Dame Laura Knight was the first woman to be elected a full member of the Royal Academy in London, 168 years after its establishment.  In her extraordinary career she painted landscapes, portraits and seascapes, as well as scenes from the circus, ballet and the theatre,  She was the only woman artist to be given 1st and 2nd World War Commissions and to cover the Nuremburg Trials.   

Cornelia Parker, a contemporary sculptor and installation artist whose installations are (literally) exploded and the debris installed creating the dramatic effect of an explosion frozen in time.

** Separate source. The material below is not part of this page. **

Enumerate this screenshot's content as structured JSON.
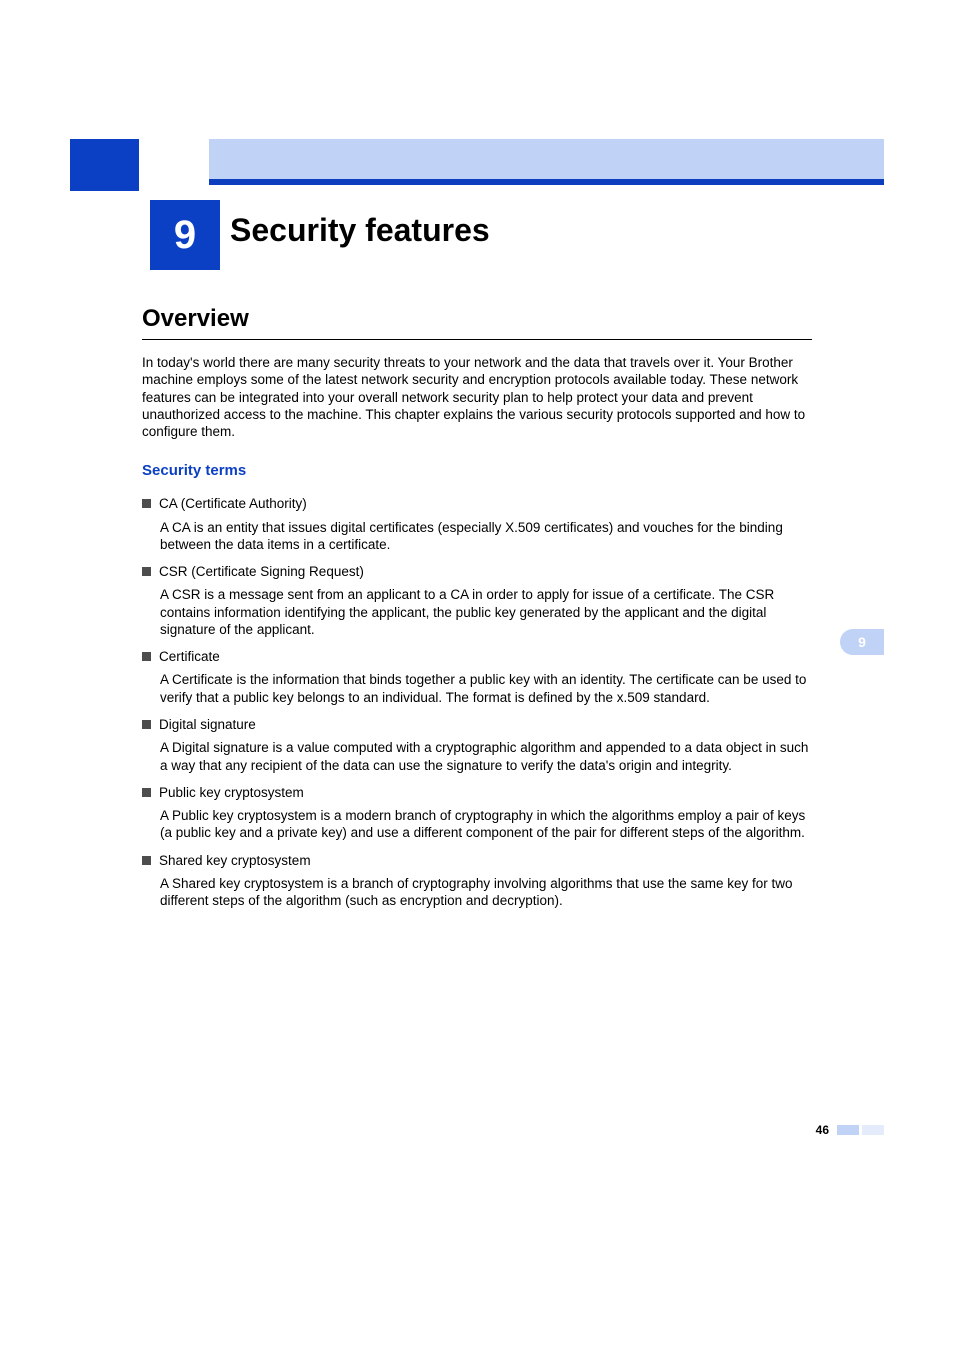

Tracey Emin – Mad Tracey from Margate who shot to fame with My Bed in 1999, taking up a role as the enfant terrible of the Young British Artists                      

Afternoon session:  A third lecture in the afternoon   2.30-3.30pm

Lecturer Rosalind Whyte

 

DAY EIGHT  17 March 2025 FRIDA KAHLO:  IN LOVE, IN PAIN & IN LIFE

The lectures today will explore the life of one of the most famous and iconic Mexican artists of the 20c.They will situate her within an extraordinary historical context, explore her family background and her battle as a child with polio and an accident that left her physically disabled. Her marriage, divorce and re-marriage with Diego Rivera, and in the final lecture we will explore why she was known as The Great Deceiver

Afternoon session:    A third lecture in the afternoon  2.30-3.30pm

Lecturer Jacqueline Cockburn   

THE ARTS SOCIETY ACCREDITED LECTURER

Ms Gail Turner

Historian, art historian, and painter. She is passionate about Spain and Spanish topics. She has been a long-time lecturer for The Arts Society, and before Covid she taught on courses at the V&A, and for Art Pursuits, the National Gallery and the Art Fund. She has lectured on Cambridge University Summer Schools, the Courtauld Institute Summer Courses, Inscape, and for many arts organisations in Europe. In the past she led tours to Spain for The Arts Society and Martin Randall Travel. Gail lectured in the Prado and Royal Academy of San Fernando in Madrid in the 1980s, and was Deputy Curator of Keats Shelley Memorial House, Rome, before that. She was also once a Christie’s consultant in Illuminated Manuscripts. In 2015 Gail was awarded the Encomienda de Isabel la Católica (the equivalent of the CBE) by the King of Spain for promoting Spanish culture among British audiences. She is President of The Arts Society Colchester.